In four to six months, the hot springs are expected to reopen under the management of Ecotopia, a nonprofit organization dedicated to responsible, sustainable stewardship of the property.
“We knew how upset some people were going to be that they wouldn’t have access (to the hot springs) for a period of time,” said Gunnar Lovelace, who owns the land along with his family and is a co-founder of Ecotopia. “We know there’s a lot of people that go (to the hot springs) who love and respect the land, but there’s a distinct and growing segment who go to party and they trash the land.”
Ojai Police said there has also been criminal activity in the area, primarily vehicle break-ins. “On average, we see about two to three vehicle break-ins per month up in Matilija Canyon,” said Ojai detective Mike Harris. “It’s the same issues we’ve had at other trailheads throughout the county.”
Lovelace said residents in the canyon are on the lookout for cars parked on the side of the road, and that they plan to alert police if anyone is seen trespassing on the property. Ojai police are supporting the efforts by responding to calls for service, and will also conduct periodic patrols. “We need to allow the land time to rest and reset the energy,” Lovelace said. “We need to slow the whole thing down, really make sure that it is reasonably safe for our staff and volunteers to come in and manage the land.”
Lovelace said surrounding neighbors and the U.S. Forest Service all agreed with a property assessment that proved the hot springs were on his family’s property. That cleared the way for them to move forward with their plans for the land.
Those plans include public access, but, Lovelace emphasized, “The era of using the land without giving something back is coming to an end. One of the concerns that’s arisen is whether or not we’re going to be charging money and try to commercialize it. That’s never been our aim with this property. What we’re interested in doing is creating an exchange network … if you want to come use the land, you’ve got to give something to the land, be it your time, a service, an in-kind gift, help pick up trash or it can be a financial contribution.”
Local Chumash elder Julie Tumamait-Stenslie supports the spirit and efforts of the Ecotopia group, and recently held a ceremony on the ancient site to help initiate healing the land. “We prayed, asked for guidance for what needs to happen there, how it can guide us and direct its use for the future,” she said.
Regarding the resting period, she said, “I think it’s really necessary. The litter, health issues, no restrooms, that kind of stuff. It’s just practical stuff right now, and then we’ll go from there. It’s going to be a change, but a change for the better.”
Tumamait-Stenslie also addressed the issue of giving back to the land in exchange for use of the hot springs. “Some people argue with this purchase — ‘Oh, they’re going to be charging money to go there now?’ And I’ve said to a couple of people, ‘Well, what if I bought it, what if my tribal group bought it? We would need money to do the things we’d need to do for the land.’ We’re not a federally-recognized tribe, we don’t have federal aid or grants … so we would need to ask for everybody’s donations to help support us. And I think that’s what Gunnar is looking to do — be stewards of the land.”

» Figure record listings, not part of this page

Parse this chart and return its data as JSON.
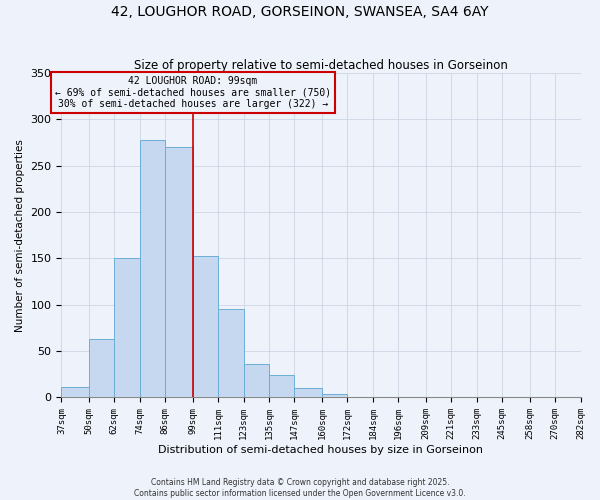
{
  "title": "42, LOUGHOR ROAD, GORSEINON, SWANSEA, SA4 6AY",
  "subtitle": "Size of property relative to semi-detached houses in Gorseinon",
  "xlabel": "Distribution of semi-detached houses by size in Gorseinon",
  "ylabel": "Number of semi-detached properties",
  "bin_edges": [
    37,
    50,
    62,
    74,
    86,
    99,
    111,
    123,
    135,
    147,
    160,
    172,
    184,
    196,
    209,
    221,
    233,
    245,
    258,
    270,
    282
  ],
  "bin_labels": [
    "37sqm",
    "50sqm",
    "62sqm",
    "74sqm",
    "86sqm",
    "99sqm",
    "111sqm",
    "123sqm",
    "135sqm",
    "147sqm",
    "160sqm",
    "172sqm",
    "184sqm",
    "196sqm",
    "209sqm",
    "221sqm",
    "233sqm",
    "245sqm",
    "258sqm",
    "270sqm",
    "282sqm"
  ],
  "counts": [
    11,
    63,
    150,
    278,
    270,
    153,
    96,
    36,
    24,
    10,
    4,
    1,
    1,
    0,
    0,
    0,
    0,
    0,
    0,
    0
  ],
  "bar_color": "#C5D8F0",
  "bar_edge_color": "#6BAED6",
  "property_value": 99,
  "vline_color": "#CC0000",
  "annotation_title": "42 LOUGHOR ROAD: 99sqm",
  "annotation_line1": "← 69% of semi-detached houses are smaller (750)",
  "annotation_line2": "30% of semi-detached houses are larger (322) →",
  "annotation_box_color": "#CC0000",
  "ylim": [
    0,
    350
  ],
  "footer1": "Contains HM Land Registry data © Crown copyright and database right 2025.",
  "footer2": "Contains public sector information licensed under the Open Government Licence v3.0.",
  "background_color": "#EEF2FA"
}
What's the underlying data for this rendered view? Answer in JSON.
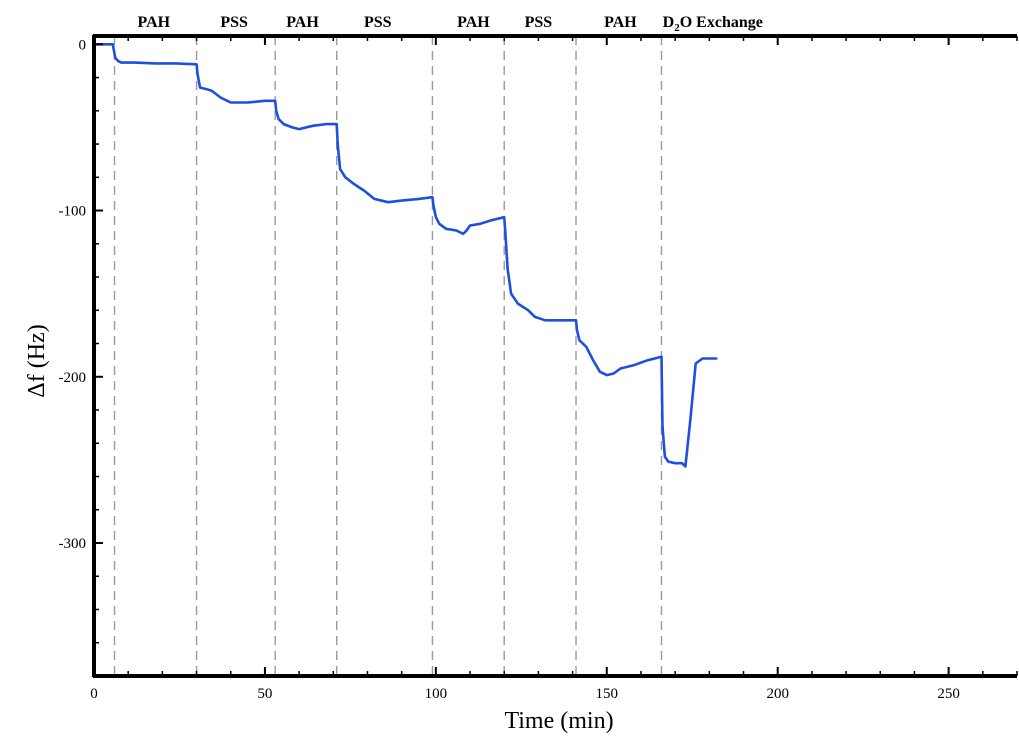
{
  "chart_data": {
    "type": "line",
    "xlabel": "Time (min)",
    "ylabel": "Δf (Hz)",
    "xlim": [
      0,
      270
    ],
    "ylim": [
      -380,
      5
    ],
    "x_ticks": [
      0,
      50,
      100,
      150,
      200,
      250
    ],
    "y_ticks": [
      0,
      -100,
      -200,
      -300
    ],
    "colors": {
      "series": "#1f4fe0",
      "divider": "#999999",
      "frame": "#000000"
    },
    "phase_boundaries": [
      6,
      30,
      53,
      71,
      99,
      120,
      141,
      166
    ],
    "phase_labels": [
      {
        "text": "PAH",
        "x": 17.5
      },
      {
        "text": "PSS",
        "x": 41
      },
      {
        "text": "PAH",
        "x": 61
      },
      {
        "text": "PSS",
        "x": 83
      },
      {
        "text": "PAH",
        "x": 111
      },
      {
        "text": "PSS",
        "x": 130
      },
      {
        "text": "PAH",
        "x": 154
      },
      {
        "text_main": "D",
        "text_sub": "2",
        "text_rest": "O Exchange",
        "x": 181
      }
    ],
    "series": [
      {
        "x": [
          0,
          3,
          5.5,
          6.2,
          7,
          8,
          12,
          18,
          24,
          30,
          30.3,
          31,
          33,
          34.5,
          37,
          40,
          45,
          50,
          53,
          53.3,
          54,
          55.5,
          58,
          60,
          64,
          68,
          71,
          71.3,
          72,
          73.5,
          76,
          79,
          82,
          86,
          90,
          95,
          99,
          99.3,
          100,
          101,
          103,
          106,
          108,
          109,
          110,
          113,
          116,
          120,
          120.3,
          121,
          122,
          124,
          127,
          129,
          132,
          137,
          141,
          141.3,
          142,
          144,
          146,
          148,
          150,
          152,
          154,
          158,
          162,
          166,
          166.3,
          167,
          168,
          170,
          172,
          173,
          174.5,
          176,
          178,
          182
        ],
        "values": [
          0,
          0,
          0,
          -8,
          -10,
          -11,
          -11,
          -11.5,
          -11.5,
          -12,
          -18,
          -26,
          -27,
          -28,
          -32,
          -35,
          -35,
          -34,
          -34,
          -40,
          -45,
          -48,
          -50,
          -51,
          -49,
          -48,
          -48,
          -60,
          -75,
          -80,
          -84,
          -88,
          -93,
          -95,
          -94,
          -93,
          -92,
          -97,
          -104,
          -108,
          -111,
          -112,
          -114,
          -112,
          -109,
          -108,
          -106,
          -104,
          -112,
          -135,
          -150,
          -156,
          -160,
          -164,
          -166,
          -166,
          -166,
          -172,
          -178,
          -182,
          -190,
          -197,
          -199,
          -198,
          -195,
          -193,
          -190,
          -188,
          -230,
          -248,
          -251,
          -252,
          -252,
          -254,
          -225,
          -192,
          -189,
          -189
        ]
      }
    ]
  }
}
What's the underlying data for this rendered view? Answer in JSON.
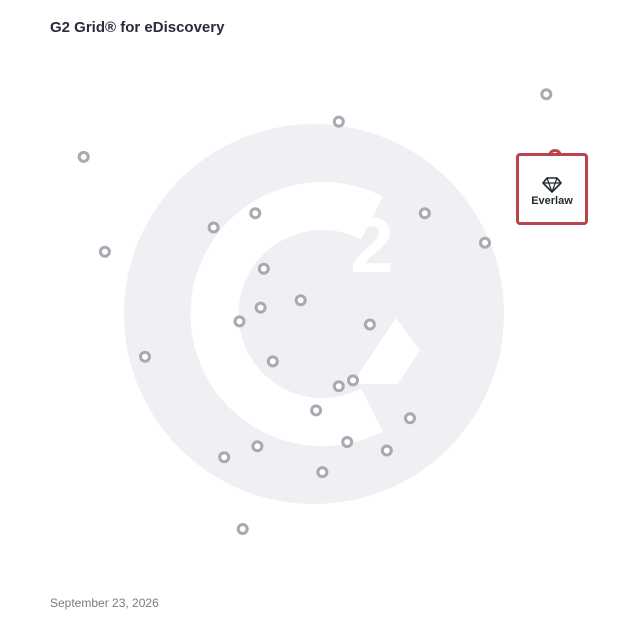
{
  "title": "G2 Grid® for eDiscovery",
  "date": "September 23, 2026",
  "colors": {
    "marker": "#a8a9b2",
    "highlight": "#b8454c",
    "watermark": "#eef0f3",
    "gradient_top_left": "#6a3fb0",
    "gradient_top_right": "#e8612f",
    "gradient_bottom_left": "#2a9fd6",
    "gradient_bottom_right": "#7a3bb5"
  },
  "icons": {
    "watermark": "g2-logo-icon",
    "highlight_logo": "everlaw-diamond-icon"
  },
  "chart_data": {
    "type": "scatter",
    "title": "G2 Grid® for eDiscovery",
    "xlim": [
      0,
      100
    ],
    "ylim": [
      0,
      100
    ],
    "grid": true,
    "quadrant_split": [
      50,
      50
    ],
    "highlighted": {
      "label": "Everlaw",
      "x": 95,
      "y": 80
    },
    "points": [
      {
        "x": 93.8,
        "y": 91.8
      },
      {
        "x": 54.5,
        "y": 86.6
      },
      {
        "x": 6.2,
        "y": 79.9
      },
      {
        "x": 38.7,
        "y": 69.2
      },
      {
        "x": 30.8,
        "y": 66.5
      },
      {
        "x": 70.8,
        "y": 69.2
      },
      {
        "x": 82.2,
        "y": 63.6
      },
      {
        "x": 10.2,
        "y": 61.9
      },
      {
        "x": 40.3,
        "y": 58.7
      },
      {
        "x": 47.3,
        "y": 52.7
      },
      {
        "x": 39.7,
        "y": 51.3
      },
      {
        "x": 35.7,
        "y": 48.7
      },
      {
        "x": 60.4,
        "y": 48.1
      },
      {
        "x": 17.8,
        "y": 42.0
      },
      {
        "x": 42.0,
        "y": 41.1
      },
      {
        "x": 57.2,
        "y": 37.5
      },
      {
        "x": 54.5,
        "y": 36.4
      },
      {
        "x": 50.2,
        "y": 31.8
      },
      {
        "x": 68.0,
        "y": 30.3
      },
      {
        "x": 56.1,
        "y": 25.8
      },
      {
        "x": 39.1,
        "y": 25.0
      },
      {
        "x": 32.8,
        "y": 22.9
      },
      {
        "x": 63.6,
        "y": 24.2
      },
      {
        "x": 51.4,
        "y": 20.1
      },
      {
        "x": 36.3,
        "y": 9.3
      }
    ]
  },
  "callout": {
    "label": "Everlaw"
  }
}
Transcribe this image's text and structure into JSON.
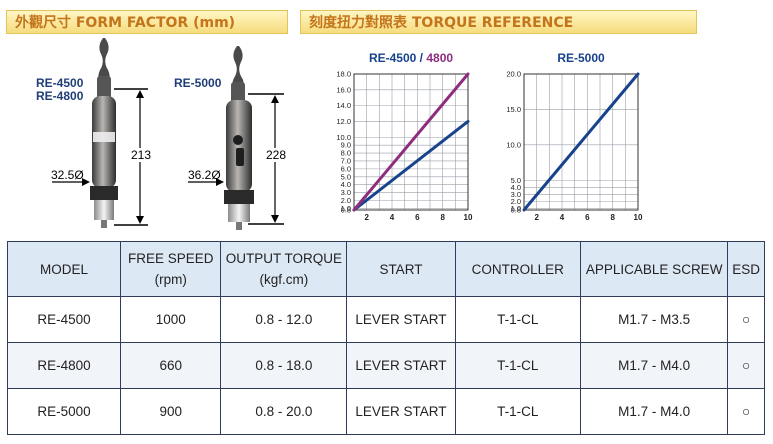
{
  "headers": {
    "form_factor": "外觀尺寸 FORM FACTOR (mm)",
    "torque_reference": "刻度扭力對照表 TORQUE REFERENCE"
  },
  "tools": [
    {
      "labels": [
        "RE-4500",
        "RE-4800"
      ],
      "height": "213",
      "diameter": "32.5Ø"
    },
    {
      "labels": [
        "RE-5000"
      ],
      "height": "228",
      "diameter": "36.2Ø"
    }
  ],
  "colors": {
    "re4500_line": "#17428c",
    "re4800_line": "#8e2d7e",
    "re5000_line": "#17428c",
    "header_text": "#c4741a",
    "label_blue": "#1f3e78"
  },
  "chart_data": [
    {
      "type": "line",
      "title_parts": [
        {
          "text": "RE-4500",
          "color": "#17428c"
        },
        {
          "text": " / ",
          "color": "#17428c"
        },
        {
          "text": "4800",
          "color": "#8e2d7e"
        }
      ],
      "x_ticks": [
        "2",
        "4",
        "6",
        "8",
        "10"
      ],
      "y_ticks": [
        "0.8",
        "1.0",
        "2.0",
        "3.0",
        "4.0",
        "5.0",
        "6.0",
        "7.0",
        "8.0",
        "9.0",
        "10.0",
        "12.0",
        "14.0",
        "16.0",
        "18.0"
      ],
      "xlim": [
        1,
        10
      ],
      "ylim": [
        0.8,
        18.0
      ],
      "grid": true,
      "series": [
        {
          "name": "RE-4500",
          "color": "#17428c",
          "x": [
            1,
            10
          ],
          "y": [
            0.8,
            12.0
          ]
        },
        {
          "name": "4800",
          "color": "#8e2d7e",
          "x": [
            1,
            10
          ],
          "y": [
            0.8,
            18.0
          ]
        }
      ]
    },
    {
      "type": "line",
      "title_parts": [
        {
          "text": "RE-5000",
          "color": "#17428c"
        }
      ],
      "x_ticks": [
        "2",
        "4",
        "6",
        "8",
        "10"
      ],
      "y_ticks": [
        "0.8",
        "1.0",
        "2.0",
        "3.0",
        "4.0",
        "5.0",
        "10.0",
        "15.0",
        "20.0"
      ],
      "xlim": [
        1,
        10
      ],
      "ylim": [
        0.8,
        20.0
      ],
      "grid": true,
      "series": [
        {
          "name": "RE-5000",
          "color": "#17428c",
          "x": [
            1,
            10
          ],
          "y": [
            0.8,
            20.0
          ]
        }
      ]
    }
  ],
  "table": {
    "columns": [
      [
        "MODEL"
      ],
      [
        "FREE SPEED",
        "(rpm)"
      ],
      [
        "OUTPUT TORQUE",
        "(kgf.cm)"
      ],
      [
        "START"
      ],
      [
        "CONTROLLER"
      ],
      [
        "APPLICABLE SCREW"
      ],
      [
        "ESD"
      ]
    ],
    "rows": [
      [
        "RE-4500",
        "1000",
        "0.8 - 12.0",
        "LEVER START",
        "T-1-CL",
        "M1.7 - M3.5",
        "○"
      ],
      [
        "RE-4800",
        "660",
        "0.8 - 18.0",
        "LEVER START",
        "T-1-CL",
        "M1.7 - M4.0",
        "○"
      ],
      [
        "RE-5000",
        "900",
        "0.8 - 20.0",
        "LEVER START",
        "T-1-CL",
        "M1.7 - M4.0",
        "○"
      ]
    ]
  }
}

Lovelace said his family has studied the site for about two years now and has met extensively with neighbors, the U.S. Forest Service and other community representatives to determine the current state of the land and receive input on what to do once the resting period ends. As Tumamait-Stenslie pointed out, “There are lots of questions that are unanswered — and we have to ask them.”
To that end, Lovelace and the Ecotopia group will host a community meeting Wednesday from 7 to 9 p.m. at Yoga Nest, 2240 Maricopa Highway (parking is available on the highway). Ecotopia representatives will give an overview of their vision for the land, then will host a question-and-answer session and receive feedback from attendees.
“We need input from the community,” Lovelace said. “This is basically an opportunity for the community to meet the parties who are interested (in helping restore the land). This is about the community seeing itself and becoming involved in a real way.”
Editor’s note: This article was revised June 21, 2103 to remove an inaccurate contact web address.